Purpose. The work is aimed at studying the changes in the thermal structure of the Black Sea upper layer during seasonal winter cooling in 2009−2010.

Methods and Results. The NEMO-OASIS-WRF (NOW) coupled sea-atmosphere mesoscale model with the 2 km horizontal resolution is used. The changes in the sea upper layer during the 01.12.2009–28.02.2010 period are reproduced, and the temporal variability of water temperature at different depths is considered. For a characteristic point in the deep-sea part, it has been shown that the upper mixed layer thickness increased with time, whereas the cold intermediate layer upper boundary lowered as a result of the entrainment of colder water from below to the warmer upper mixed layer. It is also indicated that lowering of the cold intermediate layer upper boundary is accompanied by an increase of its temperature.
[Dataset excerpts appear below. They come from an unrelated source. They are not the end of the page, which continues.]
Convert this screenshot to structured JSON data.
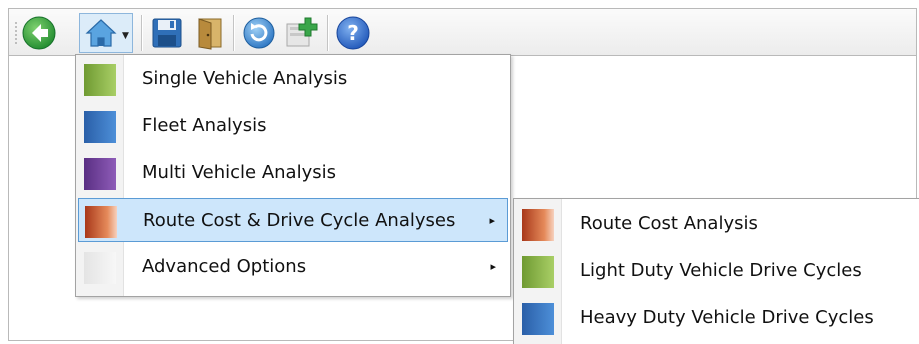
{
  "toolbar": {
    "buttons": [
      {
        "name": "back-icon",
        "color": "#2e9e3e"
      },
      {
        "name": "home-icon",
        "color": "#2f83d0"
      },
      {
        "name": "save-icon",
        "color": "#2f6fb8"
      },
      {
        "name": "door-icon",
        "color": "#b88a3c"
      },
      {
        "name": "refresh-icon",
        "color": "#2f83d0"
      },
      {
        "name": "add-icon",
        "color": "#3a9a3a"
      },
      {
        "name": "help-icon",
        "color": "#2f6fd0"
      }
    ]
  },
  "main_menu": {
    "items": [
      {
        "label": "Single Vehicle Analysis",
        "color": "#8db84a"
      },
      {
        "label": "Fleet Analysis",
        "color": "#3a7cc8"
      },
      {
        "label": "Multi Vehicle Analysis",
        "color": "#7c4ba3"
      },
      {
        "label": "Route Cost & Drive Cycle Analyses",
        "color": "#c85a2a",
        "submenu": true
      },
      {
        "label": "Advanced Options",
        "color": "#efefef",
        "submenu": true
      }
    ]
  },
  "sub_menu": {
    "items": [
      {
        "label": "Route Cost Analysis",
        "color": "#c85a2a"
      },
      {
        "label": "Light Duty Vehicle Drive Cycles",
        "color": "#8db84a"
      },
      {
        "label": "Heavy Duty Vehicle Drive Cycles",
        "color": "#3a7cc8"
      }
    ]
  },
  "submenu_arrow": "▸"
}
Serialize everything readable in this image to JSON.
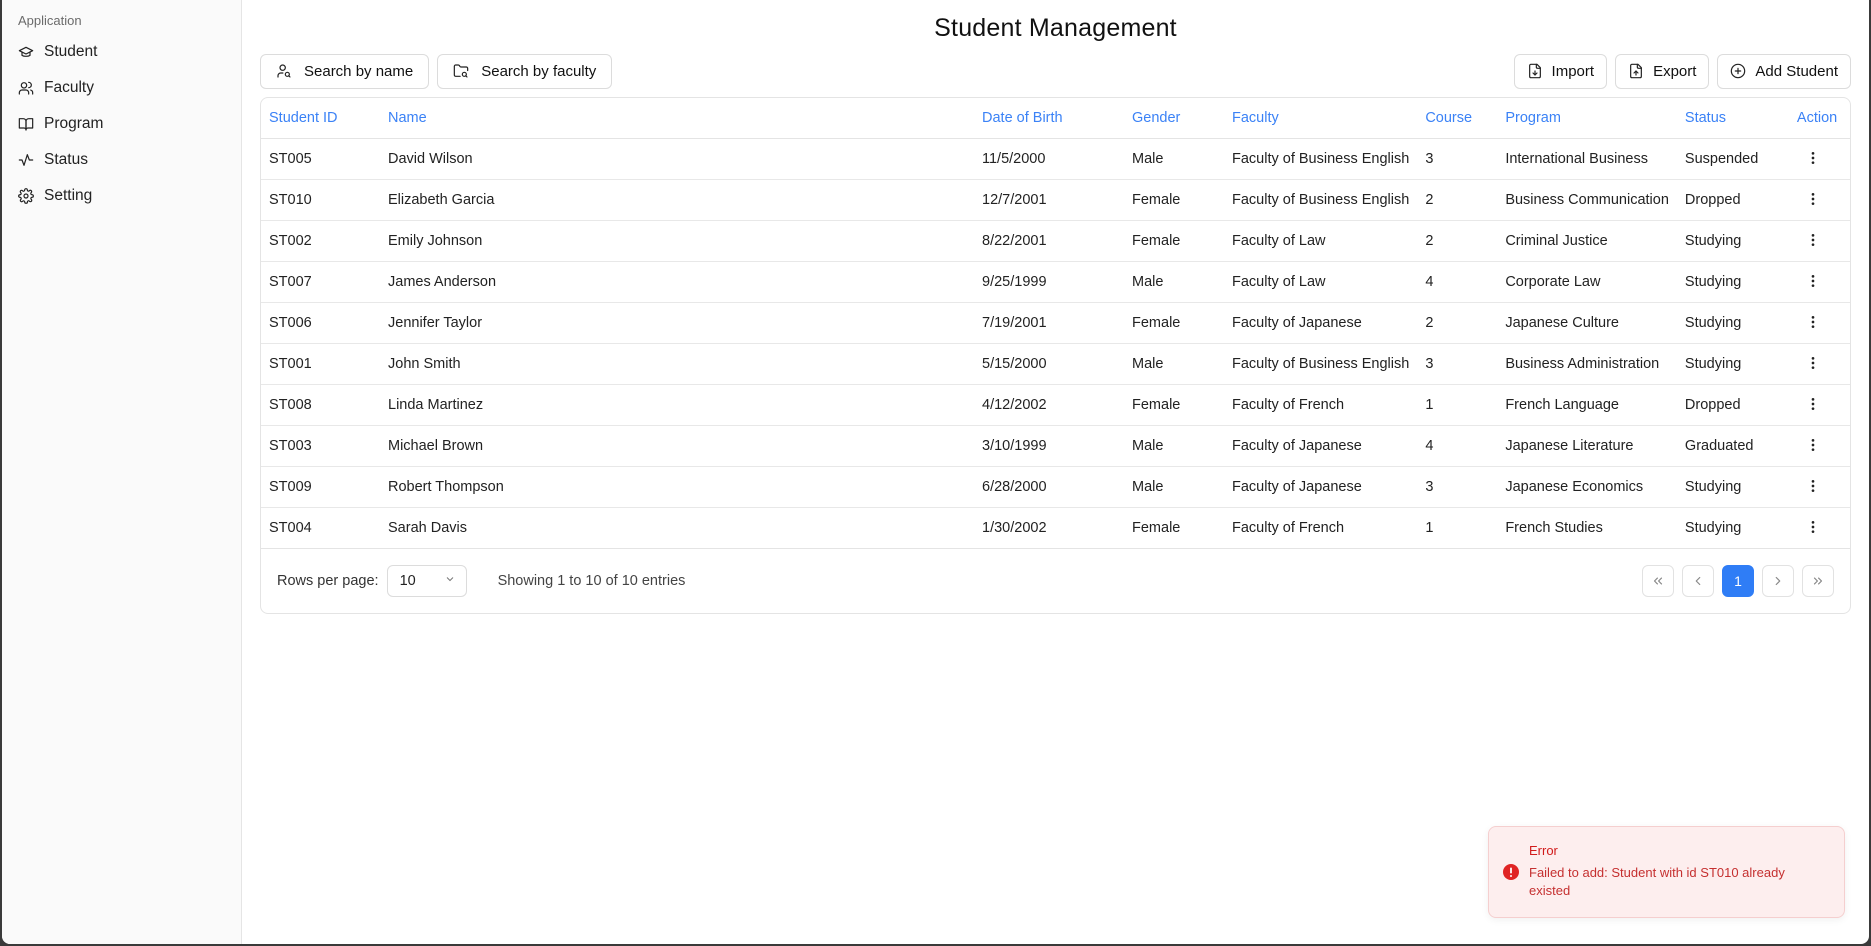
{
  "sidebar": {
    "group_label": "Application",
    "items": [
      {
        "label": "Student",
        "icon": "graduation-cap-icon"
      },
      {
        "label": "Faculty",
        "icon": "users-icon"
      },
      {
        "label": "Program",
        "icon": "book-open-icon"
      },
      {
        "label": "Status",
        "icon": "activity-icon"
      },
      {
        "label": "Setting",
        "icon": "gear-icon"
      }
    ]
  },
  "header": {
    "title": "Student Management"
  },
  "toolbar": {
    "search_name_label": "Search by name",
    "search_faculty_label": "Search by faculty",
    "import_label": "Import",
    "export_label": "Export",
    "add_label": "Add Student"
  },
  "table": {
    "columns": [
      "Student ID",
      "Name",
      "Date of Birth",
      "Gender",
      "Faculty",
      "Course",
      "Program",
      "Status",
      "Action"
    ],
    "rows": [
      [
        "ST005",
        "David Wilson",
        "11/5/2000",
        "Male",
        "Faculty of Business English",
        "3",
        "International Business",
        "Suspended"
      ],
      [
        "ST010",
        "Elizabeth Garcia",
        "12/7/2001",
        "Female",
        "Faculty of Business English",
        "2",
        "Business Communication",
        "Dropped"
      ],
      [
        "ST002",
        "Emily Johnson",
        "8/22/2001",
        "Female",
        "Faculty of Law",
        "2",
        "Criminal Justice",
        "Studying"
      ],
      [
        "ST007",
        "James Anderson",
        "9/25/1999",
        "Male",
        "Faculty of Law",
        "4",
        "Corporate Law",
        "Studying"
      ],
      [
        "ST006",
        "Jennifer Taylor",
        "7/19/2001",
        "Female",
        "Faculty of Japanese",
        "2",
        "Japanese Culture",
        "Studying"
      ],
      [
        "ST001",
        "John Smith",
        "5/15/2000",
        "Male",
        "Faculty of Business English",
        "3",
        "Business Administration",
        "Studying"
      ],
      [
        "ST008",
        "Linda Martinez",
        "4/12/2002",
        "Female",
        "Faculty of French",
        "1",
        "French Language",
        "Dropped"
      ],
      [
        "ST003",
        "Michael Brown",
        "3/10/1999",
        "Male",
        "Faculty of Japanese",
        "4",
        "Japanese Literature",
        "Graduated"
      ],
      [
        "ST009",
        "Robert Thompson",
        "6/28/2000",
        "Male",
        "Faculty of Japanese",
        "3",
        "Japanese Economics",
        "Studying"
      ],
      [
        "ST004",
        "Sarah Davis",
        "1/30/2002",
        "Female",
        "Faculty of French",
        "1",
        "French Studies",
        "Studying"
      ]
    ]
  },
  "pagination": {
    "rows_label": "Rows per page:",
    "rows_value": "10",
    "showing_text": "Showing 1 to 10 of 10 entries",
    "current_page": "1"
  },
  "toast": {
    "title": "Error",
    "message": "Failed to add: Student with id ST010 already existed"
  },
  "colors": {
    "accent": "#2f7df6",
    "header_text": "#3b82f6",
    "error": "#d11a1a",
    "error_bg": "#fdeeee"
  }
}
In order to describe the cold intermediate layer evolution during winter cooling, two criteria are proposed: minimum water temperature in the 0−120 m layer, and difference between this value and the sea surface temperature. Vertical temperature profiles at different stages of winter cooling are obtained, and the main changes in thermal structure of the sea upper layer are considered. It is particularly shown that in course of winter cooling, the cold but less salty water at the northwestern shelf does not mix with the open sea waters due to a large horizontal density gradient.
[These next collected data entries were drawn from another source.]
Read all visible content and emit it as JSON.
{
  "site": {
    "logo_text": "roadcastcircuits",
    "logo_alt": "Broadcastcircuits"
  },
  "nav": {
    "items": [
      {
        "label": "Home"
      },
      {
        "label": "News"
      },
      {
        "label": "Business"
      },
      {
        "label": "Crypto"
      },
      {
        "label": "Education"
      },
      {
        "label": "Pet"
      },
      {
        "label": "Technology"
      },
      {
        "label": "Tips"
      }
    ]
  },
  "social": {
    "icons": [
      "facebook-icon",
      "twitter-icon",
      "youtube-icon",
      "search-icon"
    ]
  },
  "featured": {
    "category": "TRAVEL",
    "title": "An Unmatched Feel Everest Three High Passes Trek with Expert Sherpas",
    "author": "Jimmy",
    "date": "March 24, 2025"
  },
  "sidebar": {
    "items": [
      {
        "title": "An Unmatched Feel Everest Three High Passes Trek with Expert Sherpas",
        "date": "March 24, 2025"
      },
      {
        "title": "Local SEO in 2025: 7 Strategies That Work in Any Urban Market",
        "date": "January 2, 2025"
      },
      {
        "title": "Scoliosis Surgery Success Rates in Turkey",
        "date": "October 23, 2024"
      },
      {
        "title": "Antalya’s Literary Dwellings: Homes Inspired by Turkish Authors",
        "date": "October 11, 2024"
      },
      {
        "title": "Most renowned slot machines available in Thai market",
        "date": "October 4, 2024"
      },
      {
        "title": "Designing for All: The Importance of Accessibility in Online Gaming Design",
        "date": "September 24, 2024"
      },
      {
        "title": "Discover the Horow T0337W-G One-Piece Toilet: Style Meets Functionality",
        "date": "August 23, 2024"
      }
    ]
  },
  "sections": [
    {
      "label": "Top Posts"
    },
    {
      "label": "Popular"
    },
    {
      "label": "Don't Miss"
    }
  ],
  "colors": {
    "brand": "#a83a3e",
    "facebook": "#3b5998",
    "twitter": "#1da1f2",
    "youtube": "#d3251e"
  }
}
Conclusions. When describing the seasonal winter changes in the upper mixed layer, it is necessary to take into account not only heat transfer to the atmosphere through its upper boundary, but also the vertical turbulent exchange through its lower boundary. Heat accumulated over summer in the upper mixed layer is transferred not only to the atmosphere; its small part also goes to the lower levels, which leads to an increase of the cold intermediate layer temperature. The influence of boundary conditions, namely the inflow of waters with different features from the Marmara Sea, can lead to the formation of areas where the cold intermediate layer, though formally absent as a layer between two 8 °С isotherms, exists as an intermediate layer of colder (by 3−4 °С) water as compared to the upper mixed layer. During the 2009−2010 winter, vertical mixing including the transfer of warmer and less salty waters from the upper mixed layer to the lower ones was most intensive in the western part of the sea. This fact is assumed to be a result of the inhomogeneous sea cooling: heat flux directed from the sea surface to the atmosphere decreases from 200 W/m2 in the northwestern part of the sea up to 50 W/m2 in its southeastern part.

Keywords

mesoscale coupled modeling, NOW sea-atmosphere model, cold intermediate layer, winter cooling, Black Sea

Acknowledgements

The study was carried out within the framework of state assignment on theme FNNN-2024-0014 “Fundamental studies of interaction processes in the ocean-atmosphere system determining variability of physical state of marine environment at various spatiotemporal scales”.

Original russian text

Original Russian Text © D. A. Iarovaia, V. V. Efimov, 2025, published in MORSKOY GIDROFIZICHESKIY ZHURNAL, Vol. 41, Iss. 1, pp. 5–19 (2025)

For citation

Iarovaia, D.A. and Efimov, V.V., 2025. Numerical Modeling of Winter Cooling in the Black Sea. Physical Oceanography, 32(1), pp. 3-16.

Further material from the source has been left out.